Encouraged by the satisfactory nature of the above information, Mr. Iglesias--shortly after his mother's death, now nearly eight years ago--had become a member of Mrs. Porcher's household. He had never, so far, had reason to regret that step. And it was with a consciousness of well-being and repose that he returned daily--after hours of strenuous work in the well-known city banking house of Messrs. Barking Brothers & Barking--to this square first-floor sitting-room, to its dimly white panelled and painted walls, its nice details of carved work in chimney-piece and ceiling, and the outlook from its tall, narrow windows. A touch of old-world stateliness in its aspect satisfied his latent pride of race. To certain natures not obscurity or slender means, but the pretentious vulgarity which, in English-speaking countries, too often goes along with these constitutes the burden and the offence.
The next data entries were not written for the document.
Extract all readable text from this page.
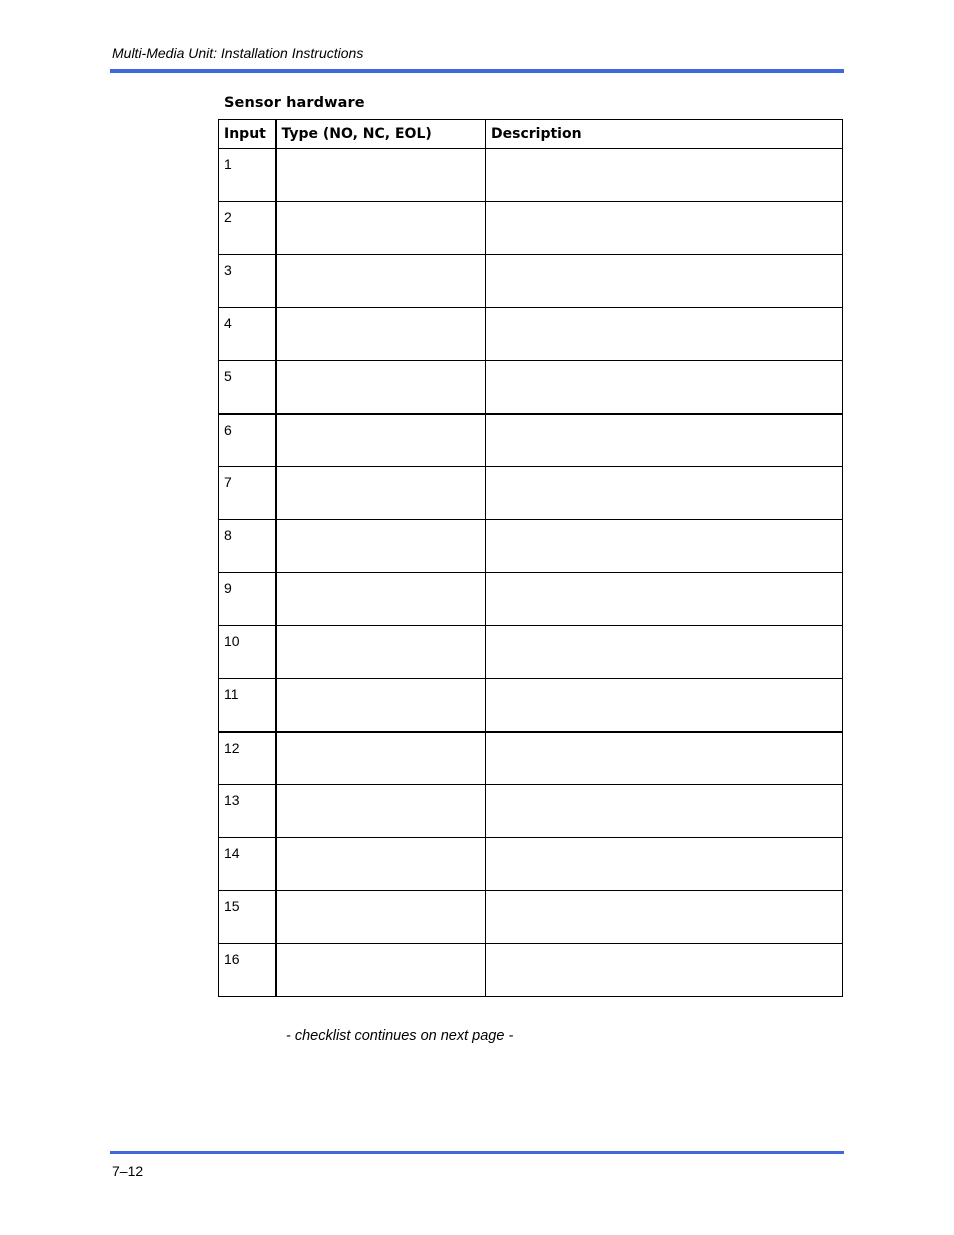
Multi-Media Unit: Installation Instructions
Sensor hardware
Input	Type (NO, NC, EOL)	Description
1		
2		
3		
4		
5		
6		
7		
8		
9		
10		
11		
12		
13		
14		
15		
16		
- checklist continues on next page -
7–12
It was inevitable that this present experience should recall these other happenings, evoking memories poignant enough. The first time the ship of his fate thus stranded was when, as a lad of seventeen, he left school. Living alone with his mother in a quaint little house in Holland Street, Kensington, eagerly ambitious to make his way in the world and to obtain, it had dawned on him that there was something strange, unhappy, and not as it was wont to be with that, to him, most beautiful and beloved of women. The mere suspicion was as a blasphemy against which his young loyalty revolted. For Dominic, with the inherent pieties of his Latin and Celtic blood, had none of that contemptuous superiority in regard of his near relations so common to male creatures of the Protestant persuasion and Anglo-Saxon race. He took his parents quite seriously; it never having occurred to him that fathers and mothers are given us merely for purposes of discipline, or as helot-like examples of what to avoid. He was simple-minded enough indeed to regard them as sacred, altogether beyond the bounds of legitimate criticism--and this, as destiny would have it, with intimate and life-long results.
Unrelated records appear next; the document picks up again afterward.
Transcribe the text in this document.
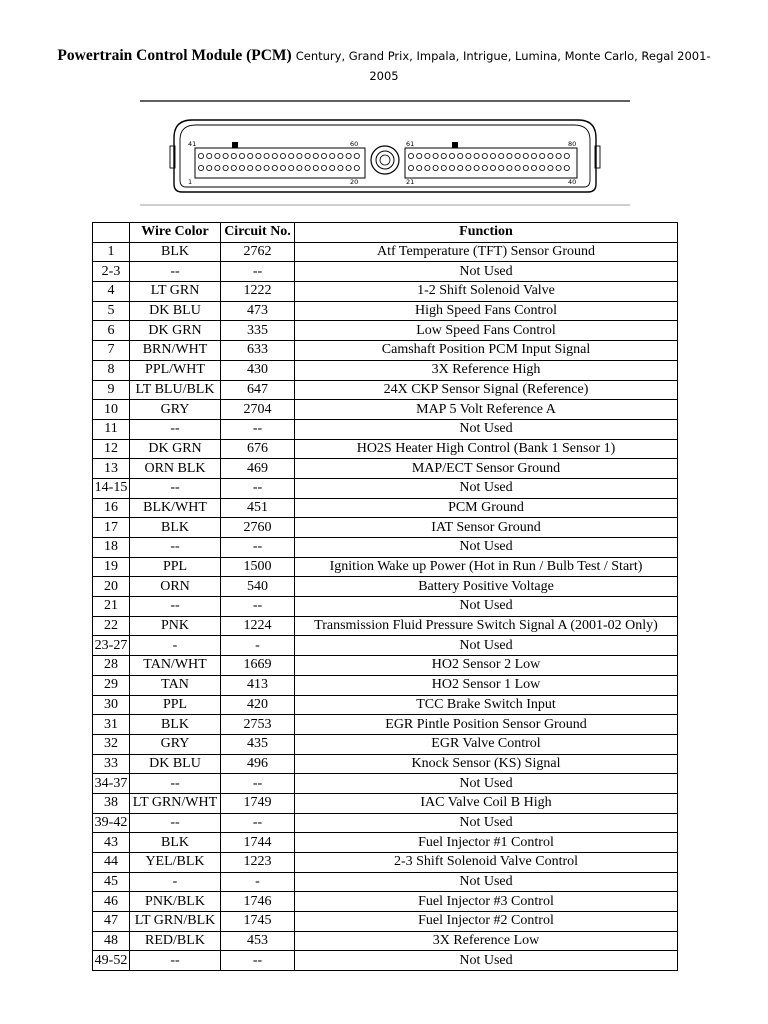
Powertrain Control Module (PCM) Century, Grand Prix, Impala, Intrigue, Lumina, Monte Carlo, Regal 2001-
2005
41	60
1	20
61	80
21	40
	Wire Color	Circuit No.	Function
1	BLK	2762	Atf Temperature (TFT) Sensor Ground
2-3	--	--	Not Used
4	LT GRN	1222	1-2 Shift Solenoid Valve
5	DK BLU	473	High Speed Fans Control
6	DK GRN	335	Low Speed Fans Control
7	BRN/WHT	633	Camshaft Position PCM Input Signal
8	PPL/WHT	430	3X Reference High
9	LT BLU/BLK	647	24X CKP Sensor Signal (Reference)
10	GRY	2704	MAP 5 Volt Reference A
11	--	--	Not Used
12	DK GRN	676	HO2S Heater High Control (Bank 1 Sensor 1)
13	ORN BLK	469	MAP/ECT Sensor Ground
14-15	--	--	Not Used
16	BLK/WHT	451	PCM Ground
17	BLK	2760	IAT Sensor Ground
18	--	--	Not Used
19	PPL	1500	Ignition Wake up Power (Hot in Run / Bulb Test / Start)
20	ORN	540	Battery Positive Voltage
21	--	--	Not Used
22	PNK	1224	Transmission Fluid Pressure Switch Signal A (2001-02 Only)
23-27	-	-	Not Used
28	TAN/WHT	1669	HO2 Sensor 2 Low
29	TAN	413	HO2 Sensor 1 Low
30	PPL	420	TCC Brake Switch Input
31	BLK	2753	EGR Pintle Position Sensor Ground
32	GRY	435	EGR Valve Control
33	DK BLU	496	Knock Sensor (KS) Signal
34-37	--	--	Not Used
38	LT GRN/WHT	1749	IAC Valve Coil B High
39-42	--	--	Not Used
43	BLK	1744	Fuel Injector #1 Control
44	YEL/BLK	1223	2-3 Shift Solenoid Valve Control
45	-	-	Not Used
46	PNK/BLK	1746	Fuel Injector #3 Control
47	LT GRN/BLK	1745	Fuel Injector #2 Control
48	RED/BLK	453	3X Reference Low
49-52	--	--	Not Used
Vaguely, through the mists of infancy, he could remember a hurried exodus--after sound of cannon and sight of blood--from Spain, the fierce and pious country of his birth. Since then, while his mother lived--namely, till he was a man of over forty--always and only the house in the Kensington side street, with its crooked creaking stairways, its high wainscots--behind which mice squeaked and scampered--its clinging odour of ancient woodwork, its low ceilings, and uneven floors. At the back of it was a narrow strip of garden, glorious for one brief week in early summer, with the gold of a big laburnum; and fragrant later thanks to faithful effort on the part of the white jasmine clothing its enclosing walls. In fair weather the morning sun lay warm there; while the sky showed all the bluer overhead for the dark lines of the adjacent housetops, and upstanding deformities in the matter of zinc cowls and chimney-pots. Frequented by cats, boasting in the centre a rockery of gas clinkers and chalk flints surmounted by a stumpy fluted column bearing a stone basin--in which, after rain, sparrows disported themselves with much conversation and fluttering of sooty wings--the garden was, to little Dominic, a place of wonder and delight. He peopled it with beings of his own fancy, lovely or terrific, according to his passing humour. Granted a measure of imagination, the solitary child is often the happiest child, since the social element, with its inevitable materialism, is absent, and the dear spirit of romance is unquenched by vulgar comment.